Need to clear something up here. Elgin was a Sears badge and was not a manufacturer. Monark did make some bikes pre war bikes for Sears which would have had the Elgin badge. I believe the Elgin brand is seen on a few post war bikes (Monarch or Murray) right before they transitioned to the Higgins (Sears) brand. Like Elgin, J.C. Higgins was merely a Sears brand and not a manufacturer so Monarch did not acquire Elgin or Higgins for that matter. V/r Shawn


----------



## rollfaster (Mar 29, 2015)

Exactly. Monark is the manufacture and elgin( Sears) is the brand name. This threw me off a bit but then I was told that jc Higgins didnt debut as a sears name until 1947.


----------



## Jeff54 (Mar 29, 2015)

Freqman1 said:


> Need to clear something up here. Elgin was a Sears badge and was not a manufacturer. Monark did make some bikes pre war bikes for Sears which would have had the Elgin badge. I believe the Elgin brand is seen on a few post war bikes (Monarch or Murray) right before they transitioned to the Higgins (Sears) brand. Like Elgin, J.C. Higgins was merely a Sears brand and not a manufacturer so Monarch did not acquire Elgin or Higgins for that matter. V/r Shawn





Tks Shawn I was thinking something along those lines so, ya made me dig a little. I haven't fancied Elgins much, most are priced too far from what I'd pay fer a two wheeler,  so have not looked much either. 

Yet, Nostalgic net, has the patent availed for the Elgin bluebird and while sears did not make the bluebird they are the assignor to the inventor. "attributed to Kelvin H. Booty, assignor to Sears, Roebuck and Co. " http://www.nostalgic.net/1936-elgin-bluebird-patent.
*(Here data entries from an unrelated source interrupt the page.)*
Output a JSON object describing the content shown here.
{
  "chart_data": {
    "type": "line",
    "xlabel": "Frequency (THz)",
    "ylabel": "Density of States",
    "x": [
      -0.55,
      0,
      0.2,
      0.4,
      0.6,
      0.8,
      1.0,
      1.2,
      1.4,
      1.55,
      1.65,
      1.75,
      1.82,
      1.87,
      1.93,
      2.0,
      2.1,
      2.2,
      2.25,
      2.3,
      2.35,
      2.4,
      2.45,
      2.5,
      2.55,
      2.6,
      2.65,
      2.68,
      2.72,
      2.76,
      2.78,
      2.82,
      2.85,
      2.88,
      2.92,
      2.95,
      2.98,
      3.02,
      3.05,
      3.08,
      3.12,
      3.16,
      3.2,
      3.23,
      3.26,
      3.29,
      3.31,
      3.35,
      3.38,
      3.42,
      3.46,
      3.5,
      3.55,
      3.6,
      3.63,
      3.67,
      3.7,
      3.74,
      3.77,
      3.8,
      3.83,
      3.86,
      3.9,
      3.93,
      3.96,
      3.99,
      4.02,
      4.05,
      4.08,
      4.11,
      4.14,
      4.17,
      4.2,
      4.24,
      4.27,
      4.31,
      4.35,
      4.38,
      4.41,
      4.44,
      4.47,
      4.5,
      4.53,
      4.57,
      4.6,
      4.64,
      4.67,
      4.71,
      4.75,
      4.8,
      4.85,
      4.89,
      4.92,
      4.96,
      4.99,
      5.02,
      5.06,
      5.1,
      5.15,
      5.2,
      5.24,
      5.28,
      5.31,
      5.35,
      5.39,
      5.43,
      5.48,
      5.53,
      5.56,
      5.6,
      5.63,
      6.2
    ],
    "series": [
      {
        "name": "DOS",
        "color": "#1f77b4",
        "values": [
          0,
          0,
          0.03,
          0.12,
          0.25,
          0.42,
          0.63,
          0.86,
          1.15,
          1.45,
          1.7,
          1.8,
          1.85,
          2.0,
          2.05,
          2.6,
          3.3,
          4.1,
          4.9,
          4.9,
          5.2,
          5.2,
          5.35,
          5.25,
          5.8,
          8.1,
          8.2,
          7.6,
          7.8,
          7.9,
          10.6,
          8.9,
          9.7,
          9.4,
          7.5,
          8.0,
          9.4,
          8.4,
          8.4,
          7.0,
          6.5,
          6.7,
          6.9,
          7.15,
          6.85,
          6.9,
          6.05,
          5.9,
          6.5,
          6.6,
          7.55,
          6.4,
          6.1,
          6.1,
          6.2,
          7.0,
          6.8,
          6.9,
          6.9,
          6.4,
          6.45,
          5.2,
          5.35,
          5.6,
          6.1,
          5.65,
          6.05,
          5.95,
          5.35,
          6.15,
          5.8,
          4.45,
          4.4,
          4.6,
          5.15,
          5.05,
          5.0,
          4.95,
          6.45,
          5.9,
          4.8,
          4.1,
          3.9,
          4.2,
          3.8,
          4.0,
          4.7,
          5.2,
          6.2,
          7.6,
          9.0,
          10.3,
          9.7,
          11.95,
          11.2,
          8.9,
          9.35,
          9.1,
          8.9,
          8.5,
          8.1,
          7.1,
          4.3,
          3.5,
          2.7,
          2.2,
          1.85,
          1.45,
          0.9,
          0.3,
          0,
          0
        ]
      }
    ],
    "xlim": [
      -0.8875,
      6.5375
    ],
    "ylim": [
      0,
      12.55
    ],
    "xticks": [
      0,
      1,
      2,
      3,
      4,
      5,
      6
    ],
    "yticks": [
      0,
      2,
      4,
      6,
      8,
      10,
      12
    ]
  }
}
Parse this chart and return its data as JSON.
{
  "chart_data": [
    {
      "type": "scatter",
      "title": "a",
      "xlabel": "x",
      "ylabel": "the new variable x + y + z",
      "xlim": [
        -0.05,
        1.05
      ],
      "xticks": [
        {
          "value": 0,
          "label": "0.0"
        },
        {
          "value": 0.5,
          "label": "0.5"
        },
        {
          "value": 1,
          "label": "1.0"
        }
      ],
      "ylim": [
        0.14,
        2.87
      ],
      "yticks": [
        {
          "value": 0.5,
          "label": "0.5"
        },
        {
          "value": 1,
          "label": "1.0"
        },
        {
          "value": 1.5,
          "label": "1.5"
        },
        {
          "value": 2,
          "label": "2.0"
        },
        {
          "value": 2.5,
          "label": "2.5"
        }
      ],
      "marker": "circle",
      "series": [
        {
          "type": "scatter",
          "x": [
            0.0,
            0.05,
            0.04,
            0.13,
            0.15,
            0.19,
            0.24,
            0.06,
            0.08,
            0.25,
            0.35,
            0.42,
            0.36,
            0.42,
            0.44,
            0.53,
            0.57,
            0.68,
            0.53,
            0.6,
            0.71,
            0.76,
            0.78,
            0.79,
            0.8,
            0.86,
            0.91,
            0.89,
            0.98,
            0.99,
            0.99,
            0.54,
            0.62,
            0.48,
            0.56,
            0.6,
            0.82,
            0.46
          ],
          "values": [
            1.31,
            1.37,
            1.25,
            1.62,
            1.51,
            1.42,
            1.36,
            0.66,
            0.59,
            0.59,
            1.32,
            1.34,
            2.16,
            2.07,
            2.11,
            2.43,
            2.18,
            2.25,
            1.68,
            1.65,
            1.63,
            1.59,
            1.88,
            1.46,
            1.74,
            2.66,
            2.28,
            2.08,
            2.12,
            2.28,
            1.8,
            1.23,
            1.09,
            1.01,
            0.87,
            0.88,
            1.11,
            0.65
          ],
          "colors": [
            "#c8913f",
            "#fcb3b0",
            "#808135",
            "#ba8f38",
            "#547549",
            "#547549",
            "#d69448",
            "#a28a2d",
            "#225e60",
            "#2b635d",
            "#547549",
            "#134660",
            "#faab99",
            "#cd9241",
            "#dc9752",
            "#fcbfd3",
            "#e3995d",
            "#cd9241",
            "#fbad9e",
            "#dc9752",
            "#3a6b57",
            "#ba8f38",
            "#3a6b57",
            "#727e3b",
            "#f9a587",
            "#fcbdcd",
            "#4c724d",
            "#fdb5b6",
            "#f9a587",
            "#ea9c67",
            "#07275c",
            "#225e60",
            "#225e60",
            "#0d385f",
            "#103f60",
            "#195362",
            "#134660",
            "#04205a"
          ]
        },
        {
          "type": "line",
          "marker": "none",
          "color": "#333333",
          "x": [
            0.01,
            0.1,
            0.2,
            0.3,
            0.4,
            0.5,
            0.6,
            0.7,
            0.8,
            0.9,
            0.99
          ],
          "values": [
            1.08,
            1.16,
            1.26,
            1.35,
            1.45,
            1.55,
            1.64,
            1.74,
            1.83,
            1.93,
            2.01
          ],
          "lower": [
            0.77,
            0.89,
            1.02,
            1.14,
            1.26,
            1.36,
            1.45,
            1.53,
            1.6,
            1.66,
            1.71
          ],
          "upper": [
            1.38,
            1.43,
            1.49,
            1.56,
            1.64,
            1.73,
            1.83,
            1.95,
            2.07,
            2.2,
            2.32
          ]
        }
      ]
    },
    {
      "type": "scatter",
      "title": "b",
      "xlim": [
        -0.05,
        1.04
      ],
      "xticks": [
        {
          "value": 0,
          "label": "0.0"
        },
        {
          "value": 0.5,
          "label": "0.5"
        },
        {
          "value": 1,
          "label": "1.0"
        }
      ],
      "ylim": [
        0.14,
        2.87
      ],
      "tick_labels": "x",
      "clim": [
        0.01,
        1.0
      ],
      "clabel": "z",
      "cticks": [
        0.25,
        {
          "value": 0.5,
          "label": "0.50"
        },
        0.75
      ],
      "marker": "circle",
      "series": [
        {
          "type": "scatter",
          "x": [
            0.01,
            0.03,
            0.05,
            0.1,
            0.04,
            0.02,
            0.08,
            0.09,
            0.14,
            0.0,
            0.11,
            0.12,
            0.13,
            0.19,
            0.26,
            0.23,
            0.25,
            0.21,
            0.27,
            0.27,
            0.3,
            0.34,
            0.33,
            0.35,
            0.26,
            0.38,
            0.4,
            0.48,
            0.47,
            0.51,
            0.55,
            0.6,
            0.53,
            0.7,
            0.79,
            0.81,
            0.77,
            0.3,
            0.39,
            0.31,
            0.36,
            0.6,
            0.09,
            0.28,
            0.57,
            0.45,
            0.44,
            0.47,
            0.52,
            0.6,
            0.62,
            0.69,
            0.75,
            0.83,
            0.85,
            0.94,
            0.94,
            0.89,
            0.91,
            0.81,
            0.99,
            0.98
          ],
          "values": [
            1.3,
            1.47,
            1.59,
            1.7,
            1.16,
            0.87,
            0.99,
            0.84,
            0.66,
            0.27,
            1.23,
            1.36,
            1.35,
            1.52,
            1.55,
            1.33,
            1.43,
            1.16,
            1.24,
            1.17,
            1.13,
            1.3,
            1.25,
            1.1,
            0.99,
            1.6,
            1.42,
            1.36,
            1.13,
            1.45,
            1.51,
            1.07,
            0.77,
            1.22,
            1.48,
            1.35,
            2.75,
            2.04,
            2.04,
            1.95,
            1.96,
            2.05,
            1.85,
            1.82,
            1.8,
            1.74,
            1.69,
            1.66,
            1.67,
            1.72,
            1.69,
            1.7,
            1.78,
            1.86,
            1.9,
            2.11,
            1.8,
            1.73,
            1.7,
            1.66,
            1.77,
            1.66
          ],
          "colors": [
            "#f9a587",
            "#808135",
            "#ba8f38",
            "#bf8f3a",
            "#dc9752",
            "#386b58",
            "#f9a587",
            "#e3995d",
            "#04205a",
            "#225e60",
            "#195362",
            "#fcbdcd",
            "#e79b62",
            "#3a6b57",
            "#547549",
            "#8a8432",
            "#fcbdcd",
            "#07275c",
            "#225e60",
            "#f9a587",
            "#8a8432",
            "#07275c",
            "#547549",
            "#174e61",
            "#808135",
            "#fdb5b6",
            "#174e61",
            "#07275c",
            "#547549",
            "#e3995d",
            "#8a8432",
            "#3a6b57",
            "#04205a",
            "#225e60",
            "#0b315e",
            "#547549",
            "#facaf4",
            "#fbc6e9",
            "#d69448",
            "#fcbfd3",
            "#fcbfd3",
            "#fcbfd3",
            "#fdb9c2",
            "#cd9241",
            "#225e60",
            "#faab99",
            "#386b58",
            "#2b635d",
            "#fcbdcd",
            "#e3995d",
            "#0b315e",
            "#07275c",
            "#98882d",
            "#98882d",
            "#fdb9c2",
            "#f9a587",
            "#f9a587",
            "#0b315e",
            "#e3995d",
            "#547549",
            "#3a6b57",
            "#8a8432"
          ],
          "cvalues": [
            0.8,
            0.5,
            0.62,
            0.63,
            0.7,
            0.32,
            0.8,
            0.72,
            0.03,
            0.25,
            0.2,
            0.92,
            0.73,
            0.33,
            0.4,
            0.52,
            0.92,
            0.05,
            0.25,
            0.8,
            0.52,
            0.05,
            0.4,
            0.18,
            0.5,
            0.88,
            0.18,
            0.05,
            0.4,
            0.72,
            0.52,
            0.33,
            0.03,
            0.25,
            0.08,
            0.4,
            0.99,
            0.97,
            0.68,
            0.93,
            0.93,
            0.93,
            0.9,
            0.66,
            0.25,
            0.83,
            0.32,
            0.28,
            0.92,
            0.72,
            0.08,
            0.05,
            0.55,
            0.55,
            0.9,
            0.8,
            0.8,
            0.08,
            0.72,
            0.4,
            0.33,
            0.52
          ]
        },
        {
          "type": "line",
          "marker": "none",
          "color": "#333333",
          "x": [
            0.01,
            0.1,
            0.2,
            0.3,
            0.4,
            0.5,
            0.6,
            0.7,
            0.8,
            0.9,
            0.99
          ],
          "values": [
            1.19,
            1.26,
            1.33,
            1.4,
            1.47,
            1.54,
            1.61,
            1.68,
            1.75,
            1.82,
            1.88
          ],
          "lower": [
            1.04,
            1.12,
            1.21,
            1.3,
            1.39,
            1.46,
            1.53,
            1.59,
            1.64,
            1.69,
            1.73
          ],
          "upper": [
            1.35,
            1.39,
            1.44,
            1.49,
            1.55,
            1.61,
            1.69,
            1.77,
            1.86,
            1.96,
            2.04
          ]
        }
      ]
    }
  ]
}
And Dave's remarks this: "The Elgin Bluebird, Robin, Blackhawk, Flightlinger and Spaceliner were all Sears exclusives. Sears primarily used the Westfield Mfg. Co. and Murray of Ohio to produce their special bicycles designs. Sears bicycles sold before World War II were branded as Elgin, and after World War II as J.C. Higgins." http://www.nostalgic.net/elgin-j-c-higgins-bicycles"

Then Dave is not citing Monarch bikes nor post war Elgin's I guess post war Sears was no longer able to afford their own line and branded monarch's lowest line as Elgin.


----------



## Freqman1 (Mar 29, 2015)

Jeff,
    Keep in mind Dave's notes are pretty much broad overviews and not necessarily definitive histories of the various marques. I'm not so sure it was a matter of being able to afford but rather a business decision to go cheaper rather than commission exclusive designs. Conjecture on my part but seems plausible. V/r Shawn


----------



## Jeff54 (Mar 29, 2015)

Freqman1 said:


> Jeff,
> Keep in mind Dave's notes are pretty much broad overviews and not necessarily definitive histories of the various marques. I'm not so sure it was a matter of being able to afford but rather a business decision to go cheaper rather than commission exclusive designs. Conjecture on my part but seems plausible. V/r Shawn




Yes conjecture on my part too because of the Elgin things I've discovered through this thread is this type of bike appears to be Monark's lowest priced model. So, presumably Sears couldn't toss the exciting cash post war.


----------